Już od pierwszych stron albumu da się wyraźnie wyczuć, że autor inspiruje się amerykańskimi filmami noir z lat 50. Pogrąża on czytelnika w historii o przestępcach, skorumpowanych stróżach prawa, niebezpiecznych gangsterach, pięknych kobietach i poszukiwaniu samego siebie.

Marini w kreśleniu scenariusza nie jest jakoś nadmiernie innowacyjny. Nie stara się on na siłę zrobić coś własnego/indywidualnego, co odróżniało się od innych dzieł gatunku. Wręcz przeciwnie postanowił on sięgnąć po masę sprawdzonych schematów i ulepić z nich klasyczną mroczną opowieść, którą pochłania się z niekłamaną przyjemnością.

Na pewno albumowi nie można odmówić niesamowitego klimatu. Do pełni szczęścia brakuje jedynie nastrojowej muzyki i mieszanki zapachów papierosów i alkoholu, aby w całości zanurzyć się w opowieści. Nie jest to jednak historia idealna. Ograniczona ilość stron pierwszego albumu wymusza pewną skrótowość niektórych scen, które w kilku momentach mogą wydawać się zbyt szybko urwane. Ponadto przedstawieni tutaj bohaterowie dla wymagających czytelników mogą wydawać się za bardzo banalni. Są oni bowiem dokładną kliszą tego, co można znaleźć w klasycznych filmach noir.

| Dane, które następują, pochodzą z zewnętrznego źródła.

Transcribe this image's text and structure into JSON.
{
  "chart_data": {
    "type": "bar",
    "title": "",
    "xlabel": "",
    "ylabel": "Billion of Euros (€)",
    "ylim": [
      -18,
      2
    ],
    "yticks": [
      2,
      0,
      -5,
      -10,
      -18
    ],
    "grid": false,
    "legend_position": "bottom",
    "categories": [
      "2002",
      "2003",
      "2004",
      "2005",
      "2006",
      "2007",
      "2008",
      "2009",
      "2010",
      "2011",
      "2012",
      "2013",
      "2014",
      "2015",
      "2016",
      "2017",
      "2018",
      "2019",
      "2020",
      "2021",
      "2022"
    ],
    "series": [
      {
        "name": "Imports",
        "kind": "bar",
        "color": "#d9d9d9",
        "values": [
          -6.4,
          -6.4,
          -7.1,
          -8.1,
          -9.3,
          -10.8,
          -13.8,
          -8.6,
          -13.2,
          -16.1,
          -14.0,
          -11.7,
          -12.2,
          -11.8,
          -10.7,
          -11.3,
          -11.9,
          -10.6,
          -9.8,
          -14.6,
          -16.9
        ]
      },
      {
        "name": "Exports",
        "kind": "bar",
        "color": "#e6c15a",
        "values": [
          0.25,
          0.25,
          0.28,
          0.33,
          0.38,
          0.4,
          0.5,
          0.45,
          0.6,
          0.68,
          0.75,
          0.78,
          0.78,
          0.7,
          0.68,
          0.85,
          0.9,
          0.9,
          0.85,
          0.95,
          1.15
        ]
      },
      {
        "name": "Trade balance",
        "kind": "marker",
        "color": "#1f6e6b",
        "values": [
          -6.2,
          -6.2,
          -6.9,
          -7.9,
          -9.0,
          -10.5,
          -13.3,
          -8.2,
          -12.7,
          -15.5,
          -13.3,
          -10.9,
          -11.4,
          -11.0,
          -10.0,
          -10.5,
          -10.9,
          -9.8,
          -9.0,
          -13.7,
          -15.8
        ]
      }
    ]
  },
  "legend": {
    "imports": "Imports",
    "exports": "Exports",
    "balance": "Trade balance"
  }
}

Niedociągnięcia scenariusza nikną pod cudownie prezentującą się oprawą graficzną, która powinna zachwycić każdego. Artysta stawia tu na czerń i biel w kilku możliwych odcieniach. Sięga on również po bardziej wyrazistą czerwień, aby podkreślić głębię niektórych rysunków. Kreska jest mocna z wyraźnie przebijającym ołówkiem, co nadaje opowieści jeszcze intensywniejszego klimatu.

Jeśli więc ktoś lubi „czarne kryminały” i chce się zanurzyć w pięknie narysowanej historii, to album Noir burlesque Tom 1 jest tytułem, po który powinien on zdecydowanie sięgnąć. Zachęcam również do sprawdzenia innych komiksów i nowości w księgarni Taniaksiazka.pl.

Solidna dawka mrocznego kryminału, która powinna zadowolić fanów gatunku noir.